Cherry picking of data means we look for particular data and statistics that help to illustrate our point of view. It can also mean we present data in a certain way which is more favourable to creating the impression we want. Even the same statistic can be presented in different ways to give a very different impression.
How to portray the recent record of the UK government?
- Since 2013, the UK has one of fastest growth rates in Europe, averaging close to the UK’s long run average trend rate of 2.5%
- Since 2008, we have seen the slowest recovery since South Sea Bubble of Eighteenth Century in 1720. – D.Blanchflower has made point UK has had slowest recovery for 300 years. See: slowest recovery
Both are potential headlines for the same basic statistic of the UK’s recent economic growth, but they give very different impressions.
It is quite easy to cherry pick data. For example, comparing the economic record of Cameron and Osborne 2010-16, we could choose different statistics.
Real GDP growth shows better recovery since 2013.
Real GDP per capita
Real GDP per capita = real GDP/population. Since UK population has been rising, the growth in real GDP per capita has been slower than real GDP.
If we look at economic growth per person, the results of economic growth is less successful. This is one reason why people can feel that economic growth doesn’t translate into better living standards.
Real disposable income per head
Using real disposable income per head shows a different situation to economic growth and real GDP per capita. Real disposable income shows the average wage income after tax and benefits have been applied. Real disposable income per capita is lower than real GDP per capita because higher GDP hasn’t always translated into higher wages, e.g. the economy has seen a higher proportion of profit for firms.

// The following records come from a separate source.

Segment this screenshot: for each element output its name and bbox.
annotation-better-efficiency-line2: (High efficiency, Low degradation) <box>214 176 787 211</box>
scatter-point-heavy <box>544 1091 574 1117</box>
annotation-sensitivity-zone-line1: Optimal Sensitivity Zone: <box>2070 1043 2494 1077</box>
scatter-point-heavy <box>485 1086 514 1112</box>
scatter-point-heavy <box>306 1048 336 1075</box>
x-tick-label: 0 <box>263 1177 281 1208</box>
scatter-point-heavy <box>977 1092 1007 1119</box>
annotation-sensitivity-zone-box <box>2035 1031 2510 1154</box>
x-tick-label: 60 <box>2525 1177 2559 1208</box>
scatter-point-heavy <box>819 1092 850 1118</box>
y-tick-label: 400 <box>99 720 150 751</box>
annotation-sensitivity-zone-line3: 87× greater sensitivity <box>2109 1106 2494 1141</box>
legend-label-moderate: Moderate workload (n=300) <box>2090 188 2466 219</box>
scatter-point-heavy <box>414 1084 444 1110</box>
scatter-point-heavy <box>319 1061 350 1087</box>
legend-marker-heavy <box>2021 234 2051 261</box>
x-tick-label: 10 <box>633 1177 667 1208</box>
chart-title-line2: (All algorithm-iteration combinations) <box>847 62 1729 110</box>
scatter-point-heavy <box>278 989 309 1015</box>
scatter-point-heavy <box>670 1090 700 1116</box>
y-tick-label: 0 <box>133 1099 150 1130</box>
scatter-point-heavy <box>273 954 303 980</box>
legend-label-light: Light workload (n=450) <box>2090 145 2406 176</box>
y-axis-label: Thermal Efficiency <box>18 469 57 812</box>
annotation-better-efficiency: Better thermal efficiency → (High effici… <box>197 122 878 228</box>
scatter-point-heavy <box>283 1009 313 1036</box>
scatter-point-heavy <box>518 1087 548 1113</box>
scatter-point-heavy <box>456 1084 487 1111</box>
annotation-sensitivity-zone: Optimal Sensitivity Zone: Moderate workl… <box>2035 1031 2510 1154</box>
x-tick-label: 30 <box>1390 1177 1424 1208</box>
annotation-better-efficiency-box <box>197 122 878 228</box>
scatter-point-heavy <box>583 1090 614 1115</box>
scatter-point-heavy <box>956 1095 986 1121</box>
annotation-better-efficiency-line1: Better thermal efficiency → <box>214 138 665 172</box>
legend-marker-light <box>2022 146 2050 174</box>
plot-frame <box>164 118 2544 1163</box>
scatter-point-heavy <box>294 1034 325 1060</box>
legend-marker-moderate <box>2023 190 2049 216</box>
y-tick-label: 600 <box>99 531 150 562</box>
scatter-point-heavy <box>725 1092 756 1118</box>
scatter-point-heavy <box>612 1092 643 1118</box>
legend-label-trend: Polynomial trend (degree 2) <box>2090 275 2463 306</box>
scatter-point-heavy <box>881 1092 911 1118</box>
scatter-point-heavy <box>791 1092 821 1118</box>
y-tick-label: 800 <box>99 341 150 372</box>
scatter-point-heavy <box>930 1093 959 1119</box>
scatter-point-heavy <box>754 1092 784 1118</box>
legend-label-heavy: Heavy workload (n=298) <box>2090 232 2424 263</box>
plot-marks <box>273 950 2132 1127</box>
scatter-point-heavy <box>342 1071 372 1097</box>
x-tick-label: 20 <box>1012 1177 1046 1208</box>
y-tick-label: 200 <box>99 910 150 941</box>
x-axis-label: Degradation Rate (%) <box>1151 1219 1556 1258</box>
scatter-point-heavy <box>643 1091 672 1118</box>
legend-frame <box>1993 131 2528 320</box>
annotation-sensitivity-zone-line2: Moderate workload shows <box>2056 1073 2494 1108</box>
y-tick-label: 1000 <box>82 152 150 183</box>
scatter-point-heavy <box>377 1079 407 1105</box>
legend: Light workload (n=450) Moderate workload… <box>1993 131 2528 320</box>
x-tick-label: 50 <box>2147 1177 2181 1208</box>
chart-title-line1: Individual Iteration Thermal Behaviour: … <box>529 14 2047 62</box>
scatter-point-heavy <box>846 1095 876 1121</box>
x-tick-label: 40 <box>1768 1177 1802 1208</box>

It shows why there can be a gap between economic growth statistics and perceptions of what people feel is happening to the economy.
Slowest recovery on record
The UK has had decent economic growth, but if we compare to previous recessions, this has been one of the slowest recoveries on record. There is still potential GDP lost from inadequate growth.
Of course, if you’re evaluating the government of 2010-16, this is a little cheeky to start using figures before they came to power 2008-10, you can’t blame the Conservative government for economic record before they came to power.
One of the strongest successes of the Conservative administration 2010-16 has been the fall in unemployment.
If you wanted to be more critical of the Conservative administration, you would highlight real wages, which suggests the fall in unemployment has been partly due to growth in low wage jobs.
If you wanted to give impression of a debt crisis, you could post a graph like this which shows public sector debt as a % of GDP has nearly tripled since 2002. If you wanted to have a more dramatic graph, you could post the total level of debt, which has increased even faster that debt to GDP. e.g. the popular debt clocks which show ever rising debt levels.
However, if you wanted to place the growth in real debt to GDP in a different context, you could show debt to GDP since 1900.
From this perspective, the rise in public sector debt as a % of GDP looks quite mild. The 1950s – the period of highest debt levels were consistent with good growth prospects.
Decline in increase
Another way to portray the state of public finances is to identify the decline in annual borrowing. The fall in annual borrowing, means debt is rising at a slower rate.
Choosing years to make your point
Another habit that can be quite frustrating is people make generalisations based on a co-incidence of data. For example, you could look at the above graph and say.
- Record debt levels in the 1950s, show that having very high government debt levels is no barrier to fast rates of economic growth.
- The rise in government debt levels since 2008 have corresponded with the slowest economic recovery on record. Therefore debt is a constraint on growth.
Both statements are, at best, very limited. We can’t say high debt leads to high growth any more than we can say rising debt leads to low growth.
As an economist I’m always wary of judging economic competence of a government on economic statistics. To some extent the government’s record depends on external factors beyond their control. The fall in GDP in 2008 recession was seen across the globe. In recent years, economic growth rates are lower than in the ‘golden age’ of the post-war boom. The real question is – was government policy optimal for the economic situation?
Cherry picking of Post-Brexit data
Since the Brexit decision there has been a fevered examination of any economic statistics to indicate whether the UK is heading for recession. I saw a headline in Times this week ‘Business as usual’. On the same day, the Financial Times, highlighted some negative news from the very same report ‘Increase in uncertainty’. We are likely to see a lot more of this over the next few months.
1 thought on “Cherry picking of data”
(to Tejvan). Thank you for your post. I am looking forward your update when post Brexit data would become usable!
I would be pleased to share some examples of naive (rather than deliberate) cherry-picking, or similar biases (e.g.: French survey on “PhD brain drain”, or PISA data). I am a computer scientist, not economist, and I would like to draw if some “use patterns” could be linked with data types (ex.: NOIR measurement levels), in order to write software alerts (?).